God nodded in agreement. The preacher teed up on the first hole. He swung at the ball, and it sailed effortlessly through the air and landed right in the cup 250 yards away. A picture-perfect hole-in-one. He was amazed and excited.

The angel was a little shocked. He turned to God and said, “I beg your pardon, but I thought you were going to punish him.”

God smiled. “Think about it-who can he tell?”
 

ianrobbo1

good looking AND modest
A man bought a lie detector robot that slaps people who lie. He decided to test it at dinner: …

Dad: Son, where were you today during school hours?

Son: At school
(robot slaps the son and he immediately changes his mind)

Okay, okay, I went to the movies!

Dad: Which one?

Son: Harry Potter
(robot slaps the son again!)

Okay Alright, I was watching porno.

Dad: What? When I was your age I didn’t even know what porno is!
(robot slaps dad)

Mom: Hahahahaha! After all he is your Son!
(robot gives Mom a slap)
 

Quiney

Registered User
Einstein dies and goes to heaven only to be informed that his room is not yet ready. "I hope you will not mind waiting in a dormitory. We are very sorry, but it's the best we can do and you will have to share the room with others" he is told by the doorman.

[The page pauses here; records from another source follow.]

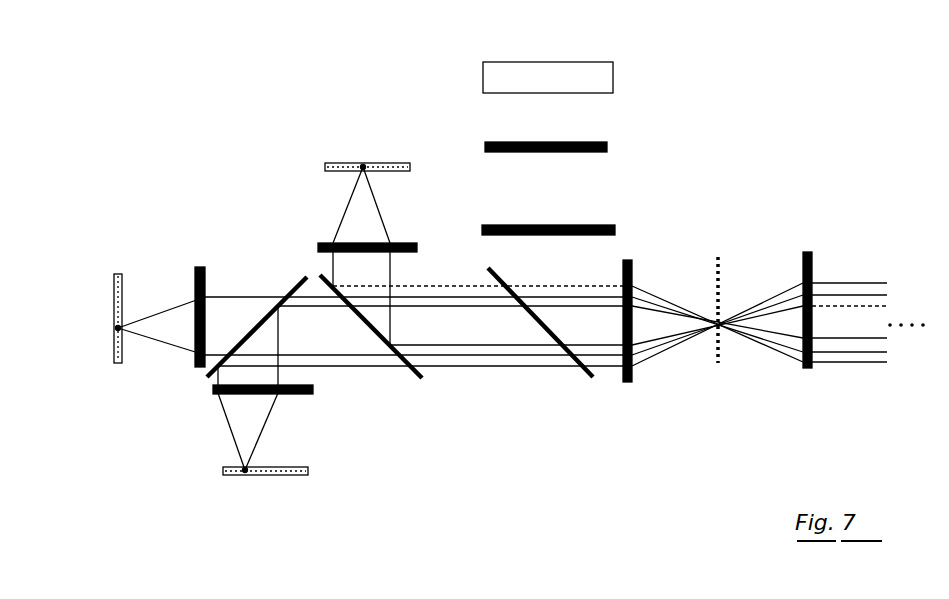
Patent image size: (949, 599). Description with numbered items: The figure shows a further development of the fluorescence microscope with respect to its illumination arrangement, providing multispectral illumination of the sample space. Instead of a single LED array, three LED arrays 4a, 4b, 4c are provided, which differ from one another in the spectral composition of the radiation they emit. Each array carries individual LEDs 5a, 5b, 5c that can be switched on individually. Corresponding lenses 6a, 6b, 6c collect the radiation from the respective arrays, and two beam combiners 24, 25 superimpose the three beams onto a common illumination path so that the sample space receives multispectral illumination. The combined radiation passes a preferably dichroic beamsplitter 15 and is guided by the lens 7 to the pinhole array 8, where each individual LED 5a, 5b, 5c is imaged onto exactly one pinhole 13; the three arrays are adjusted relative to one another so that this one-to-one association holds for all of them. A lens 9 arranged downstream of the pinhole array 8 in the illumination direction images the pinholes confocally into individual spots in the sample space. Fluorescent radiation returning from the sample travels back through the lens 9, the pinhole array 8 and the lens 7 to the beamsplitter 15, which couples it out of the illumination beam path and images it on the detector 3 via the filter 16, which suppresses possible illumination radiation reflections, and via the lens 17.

The detector 3 is at (597, 62).
The lens 17 is at (603, 142).
The filter 16 is at (607, 225).
The pinhole 13 is at (713, 278).
The pinhole array 8 is at (718, 363).
The lens 9 is at (812, 253).
The lens 7 is at (632, 380).
The dichroic beamsplitter 15 is at (593, 380).
The beam combiner 25 is at (422, 380).
The beam combiner 24 is at (290, 284).
The lens 6a is at (200, 267).
The lens 6b is at (313, 393).
The lens 6c is at (323, 243).
The LED array 4a is at (118, 363).
The LED array 4b is at (308, 475).
The LED array 4c is at (332, 163).
The LED 5a is at (118, 328).
The LED 5b is at (245, 475).
The LED 5c is at (363, 167).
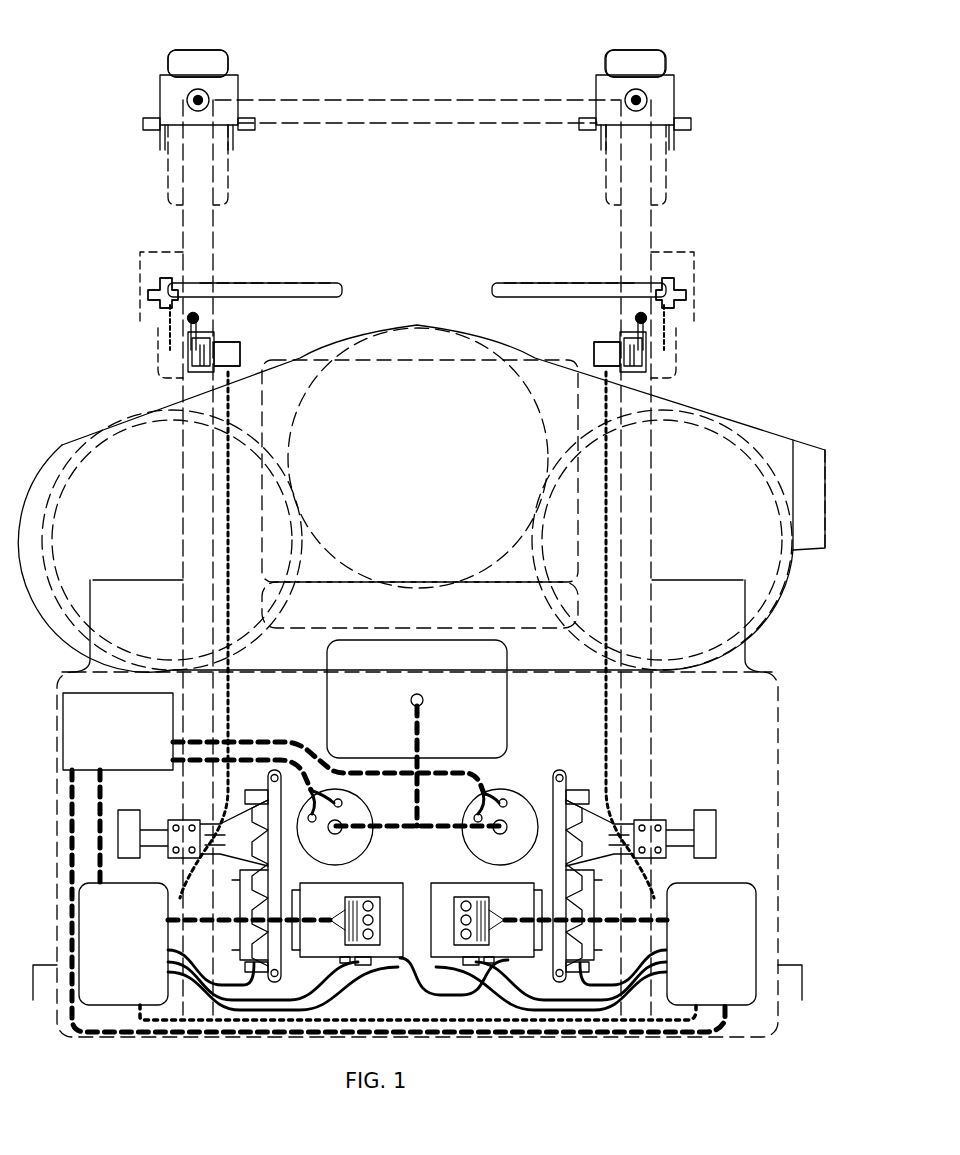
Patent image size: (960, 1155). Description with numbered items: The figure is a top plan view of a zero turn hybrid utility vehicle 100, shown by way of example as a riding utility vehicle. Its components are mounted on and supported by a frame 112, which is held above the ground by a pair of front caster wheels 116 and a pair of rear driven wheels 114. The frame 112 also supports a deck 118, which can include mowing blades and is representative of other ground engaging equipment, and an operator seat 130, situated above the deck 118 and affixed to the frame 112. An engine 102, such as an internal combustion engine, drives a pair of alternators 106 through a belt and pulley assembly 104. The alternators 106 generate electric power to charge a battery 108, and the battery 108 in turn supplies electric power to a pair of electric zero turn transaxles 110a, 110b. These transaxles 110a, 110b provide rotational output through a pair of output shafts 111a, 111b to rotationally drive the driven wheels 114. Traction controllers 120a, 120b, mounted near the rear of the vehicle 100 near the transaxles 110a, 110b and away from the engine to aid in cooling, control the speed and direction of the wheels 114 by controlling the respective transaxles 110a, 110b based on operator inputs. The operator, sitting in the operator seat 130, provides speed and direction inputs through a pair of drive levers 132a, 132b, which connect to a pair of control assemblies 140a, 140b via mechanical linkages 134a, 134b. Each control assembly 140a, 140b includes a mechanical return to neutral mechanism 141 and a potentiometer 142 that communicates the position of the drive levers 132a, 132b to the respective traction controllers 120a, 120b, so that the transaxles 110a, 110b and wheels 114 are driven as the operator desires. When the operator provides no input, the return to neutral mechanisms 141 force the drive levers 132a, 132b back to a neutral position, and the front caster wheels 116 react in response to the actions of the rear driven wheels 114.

The zero turn hybrid utility vehicle 100 is at (90, 117).
The engine 102 is at (417, 699).
The belt and pulley assembly 104 is at (420, 738).
The alternators 106 is at (521, 808).
The battery 108 is at (118, 731).
The electric zero turn transaxle 110a is at (636, 942).
The electric zero turn transaxle 110b is at (198, 942).
The output shaft 111a is at (658, 822).
The output shaft 111b is at (176, 822).
The frame 112 is at (183, 236).
The driven wheels 114 is at (52, 970).
The caster wheels 116 is at (198, 50).
The deck 118 is at (135, 408).
The traction controller 120a is at (711, 944).
The traction controller 120b is at (123, 944).
The operator seat 130 is at (522, 630).
The drive lever 132a is at (516, 283).
The drive lever 132b is at (318, 283).
The mechanical linkage 134a is at (666, 312).
The mechanical linkage 134b is at (168, 312).
The control assembly 140a is at (694, 354).
The control assembly 140b is at (140, 354).
The return to neutral mechanism 141 is at (200, 328).
The potentiometer 142 is at (242, 356).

Einstein says that this is no problem at all and that there is no need to make such a great fuss. So the doorman leads him to the dorm. They enter and Albert is introduced to all of the present inhabitants. "See, Here is your first room mate. He has an IQ of 180!"

"Why that's wonderful!" Says Albert. "We can discuss mathematics!"

"And here is your second room mate. His IQ is 150!"

"Why that's wonderful!" Says Albert. "We can discuss physics!"

"And here is your third room mate. His IQ is 100!"

"That Wonderful! We can discuss the latest plays at the theatre!"

Just then another man moves out to capture Albert's hand and shake it. "I'm your last room mate and I'm sorry, but my IQ is only 80."

Albert smiles back at him and says, "So, where do you think interest rates are headed?"